MART AYI, KÜRESEL JEOPOLİTİK DENGELER AÇISINDAN ÖNEMLİ İKİ GELİŞMEYE SAHNE OLDU. BUNLARDAN BİRİ, UZUN YILLARDIR ABD’NİN ORTADOĞU’DAKİ ÖNEMLİ MÜTTEFİKİ DİYE NİTELENEN SUUDİ ARABİSTAN’IN, PETROLÜN GÖSTERDİĞİ YOLDA İLERLEYEREK, WASHINGTON’UN RAKİBİ OLAN ÇİN VE RUSYA’NIN LOKOMOTİFİ OLAN ŞANGAY İŞBİRLİĞİ ÖRGÜTÜNE DİYALOG ORTAĞI STATÜSÜ ELDE ETMESİYDİ. DİĞERİ İSE YİNE ABD’NİN BATI İTTİFAKINDAKİ EN ÖNEMLİ MÜTTEFİKİ İNGİLTERE’NİN BREXIT SONRASI ARAYIŞLARDA ÇIPAYI ASYA-PASİFİK’E ATMASINI SİMGELEYEN 11 TRİLYON DOLARLIK BÜYÜKLÜĞE SAHİP, KAPSAMLI VE AŞAMALI TRANS-PASİFİK ORTAKLIĞI ANLAŞMASI’NA (TPP-11) TARAF OLAN İLK AVRUPA ÜLKESİ OLMASIYDI. BU İKİ GELİŞME, EKONOMİK  TERCİHLERİN, 21. YÜZYILDA ASYA-PASİFİK BÖLGESİNİN, BATI EKSENLİ YAPILANMAYA KARŞI YÜKSELİŞİNİ DE BİZE GÖSTERİYOR.

SERNUR YASSIKAYA

Tarihin önemli bir dönemecinde olduğumuza dair işaretler her geçen gün artıyor. İkibinli yılların başından itibaren dillendirilen yükselen doğu ve “Asya Yüzyılı” son birkaç yılda meydana gelen dramatik olaylar ve gelişmeler ile iyiden iyiye ete kemiğe bürünüyor. Son verilere göre 2030 yılı itibarıyla Asya-Pasifik bölgesinin küresel gayrisafi milli hasıla içindeki payı, Avrupa ve Kuzey Amerika’nın toplamını da aşıp yüzde 51 seviyesine yükselecek. Aynı dönemde Avrupa’nın payı yüzde 18, Kuzey Amerika’nın payı yüzde 13, Latin Amerika’nın yüzde 7 ve dünyanın geri kalanının yüzde 12 olarak gerçekleşecek. Yine, 2022 yılında 101,6 trilyon dolar olan dünya GSMH’inde Asya ülkeleri ilk 5’te 3 sıraya sahip. 25 trilyon dolar ile ABD ilk sırada yer alırken, onu sırasıyla, 18 trilyon dolar ile Çin, 4,3 trilyon dolar ile Japonya, 4 trilyon dolar ile Almanya ve 3,5 trilyon dolar ile Hindistan yer aldı. Hindistan geçen sene İngiltere’yi geçerek dünyanın en büyük beşinci ekonomisi oldu. İlginçtir bu sıralamadaki değişim, İngiltere’nin yönetiminde Hindistan asıllı bir Başbakan, Rishi Sunak’ın olduğu bir dönemde gerçekleşti.

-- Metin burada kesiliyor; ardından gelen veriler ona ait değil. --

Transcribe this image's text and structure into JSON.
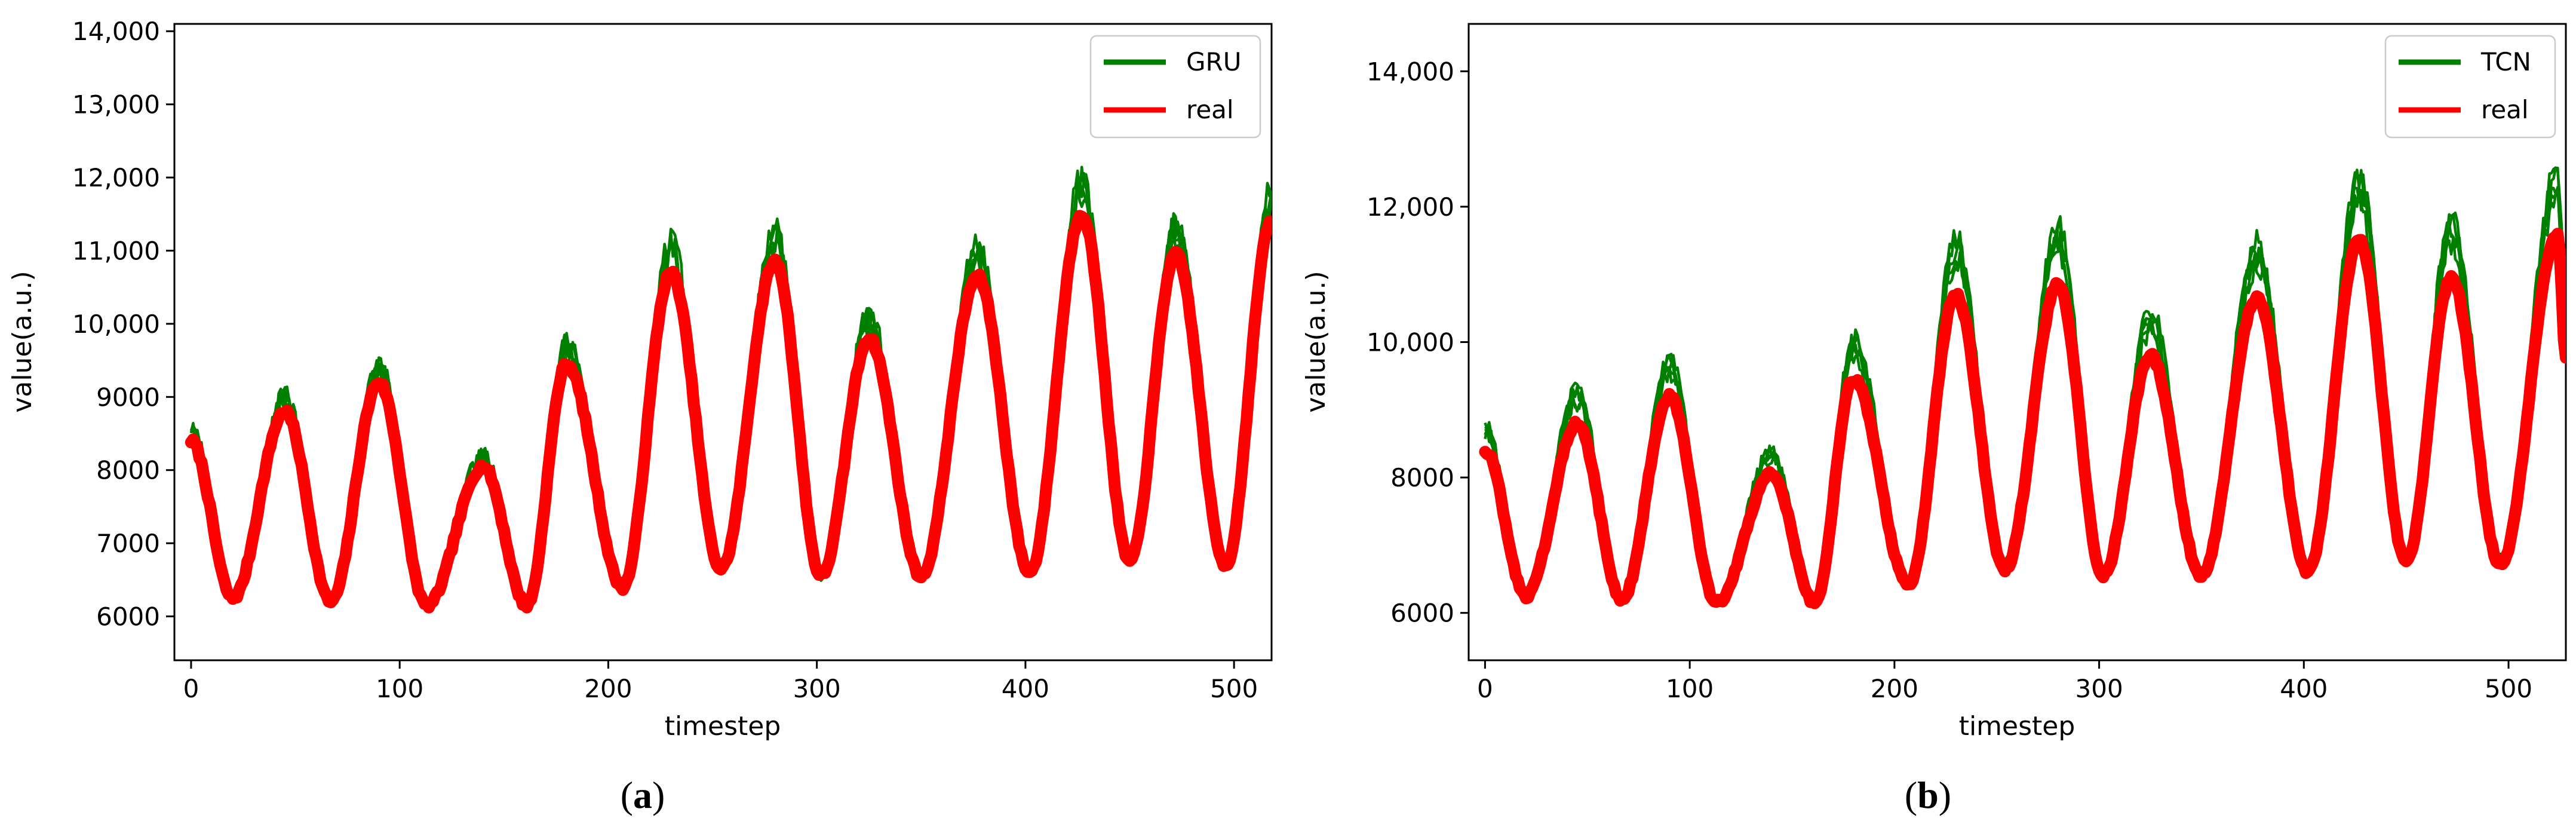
{
  "chart_data": [
    {
      "type": "line",
      "panel_label": "a",
      "xlabel": "timestep",
      "ylabel": "value(a.u.)",
      "xlim": [
        -8,
        518
      ],
      "ylim": [
        5400,
        14100
      ],
      "xticks": [
        0,
        100,
        200,
        300,
        400,
        500
      ],
      "xtick_labels": [
        "0",
        "100",
        "200",
        "300",
        "400",
        "500"
      ],
      "yticks": [
        6000,
        7000,
        8000,
        9000,
        10000,
        11000,
        12000,
        13000,
        14000
      ],
      "ytick_labels": [
        "6000",
        "7000",
        "8000",
        "9000",
        "10,000",
        "11,000",
        "12,000",
        "13,000",
        "14,000"
      ],
      "legend_position": "top-right",
      "series": [
        {
          "name": "GRU",
          "color": "#008000",
          "runs": 5,
          "amp_scale": 1.05,
          "offset": 150,
          "noise": 260,
          "seed": 11
        },
        {
          "name": "real",
          "color": "#ff0000",
          "peaks": [
            [
              0,
              8400
            ],
            [
              45,
              8800
            ],
            [
              90,
              9200
            ],
            [
              140,
              8050
            ],
            [
              180,
              9450
            ],
            [
              230,
              10700
            ],
            [
              280,
              10850
            ],
            [
              325,
              9800
            ],
            [
              377,
              10650
            ],
            [
              427,
              11500
            ],
            [
              472,
              10950
            ],
            [
              518,
              11400
            ]
          ],
          "troughs": [
            [
              20,
              6250
            ],
            [
              67,
              6200
            ],
            [
              113,
              6150
            ],
            [
              161,
              6150
            ],
            [
              207,
              6400
            ],
            [
              254,
              6650
            ],
            [
              302,
              6550
            ],
            [
              350,
              6550
            ],
            [
              402,
              6600
            ],
            [
              450,
              6750
            ],
            [
              496,
              6700
            ]
          ]
        }
      ]
    },
    {
      "type": "line",
      "panel_label": "b",
      "xlabel": "timestep",
      "ylabel": "value(a.u.)",
      "xlim": [
        -8,
        528
      ],
      "ylim": [
        5300,
        14700
      ],
      "xticks": [
        0,
        100,
        200,
        300,
        400,
        500
      ],
      "xtick_labels": [
        "0",
        "100",
        "200",
        "300",
        "400",
        "500"
      ],
      "yticks": [
        6000,
        8000,
        10000,
        12000,
        14000
      ],
      "ytick_labels": [
        "6000",
        "8000",
        "10,000",
        "12,000",
        "14,000"
      ],
      "legend_position": "top-right",
      "series": [
        {
          "name": "TCN",
          "color": "#008000",
          "runs": 5,
          "amp_scale": 1.12,
          "offset": 250,
          "noise": 220,
          "seed": 29
        },
        {
          "name": "real",
          "color": "#ff0000",
          "peaks": [
            [
              0,
              8400
            ],
            [
              45,
              8800
            ],
            [
              90,
              9200
            ],
            [
              140,
              8050
            ],
            [
              180,
              9450
            ],
            [
              230,
              10700
            ],
            [
              280,
              10850
            ],
            [
              325,
              9800
            ],
            [
              377,
              10650
            ],
            [
              427,
              11500
            ],
            [
              472,
              10950
            ],
            [
              524,
              11600
            ]
          ],
          "troughs": [
            [
              20,
              6250
            ],
            [
              67,
              6200
            ],
            [
              113,
              6150
            ],
            [
              161,
              6150
            ],
            [
              207,
              6400
            ],
            [
              254,
              6650
            ],
            [
              302,
              6550
            ],
            [
              350,
              6550
            ],
            [
              402,
              6600
            ],
            [
              450,
              6750
            ],
            [
              496,
              6700
            ],
            [
              528,
              9800
            ]
          ]
        }
      ]
    }
  ]
}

TARAF SEÇMEK İSTEMEYEN ÜLKELER

Sadece bu veriler dahi, 200 yıldır dünyaya egemen olan batı merkezli siyasi ve ekonomik sitemin son halkası ve zirvesi, ABD hegemonyasının ve onun biçimlendirdiği düzenin, yerini çok kutuplu bir sisteme terk ettiğini göstermekte. Elbette böyle bir geçiş süreci, riskleri ve fırsatları beraberinde getiriyor. Bugüne kadar sabit olduğu düşünülen dengeler bozuluyor, düzen sarsılıyor, değişiyor hatta yıkılıyor. Bu sürecin temel belirleyicisi ise elbette Çin’in 1978’de başlattığı küresel ekonomiye entegrasyon sürecinde sessiz yürüyüşün ABD’ye rakip olabilecek bir seviyeye ulaşması. Washington’ın Soğuk Savaş’tan muzaffer olarak çıkmasının ardından siyasi ve ekonomik sermayesini adeta bir miras yedi tavrıyla tüketmesi sonucu, siyasi ve kültürel nüfuzunun/ itibarının hızla erimesi karşısında, en yakın müttefikleri dahil pek çok ülke yeni arayışlara girmiş durumda. Mart ayının başlarında Pekin’den gelen bir fotoğraf ileride tarih kitaplarında 21. Yüzyılın jeopolitik değişiminin sembolü olarak yer almaya şimdiden aday. Ortadoğu’nun iki rakip ülkesi İran ve Suudi Arabistan 2017’den beri kesik olan diplomatik ilişkilerini, Çin arabuluculuğu ile yeniden tesis etmeye karar vermesi, küresel alanda başat güçler arasında yaşanan rekabette, Pekin’e Washington karşısında umulmadık bir puan kazandırdı. Tahran ve Riyad’ı Pekin ortak kümesinde bira raya getiren bu gelişme, Çin özelinde Asya’nın küresel diplomaside artan ağırlığının ve ülkelerin Batı’ya karşı denge ve destek arayışının önemli bir göstergesi oldu. The Economist dergisinde yayınlanan son analizlerden birinde belirttiği gibi “21. Yüzyılın jeopolitik çatışması bakımından daha çarpıcı bir gerçek var. En az 4 milyar insan yani dünya nüfusunun yarısından fazlası taraf seçmek istemeyen 100 ülkede yaşıyor.”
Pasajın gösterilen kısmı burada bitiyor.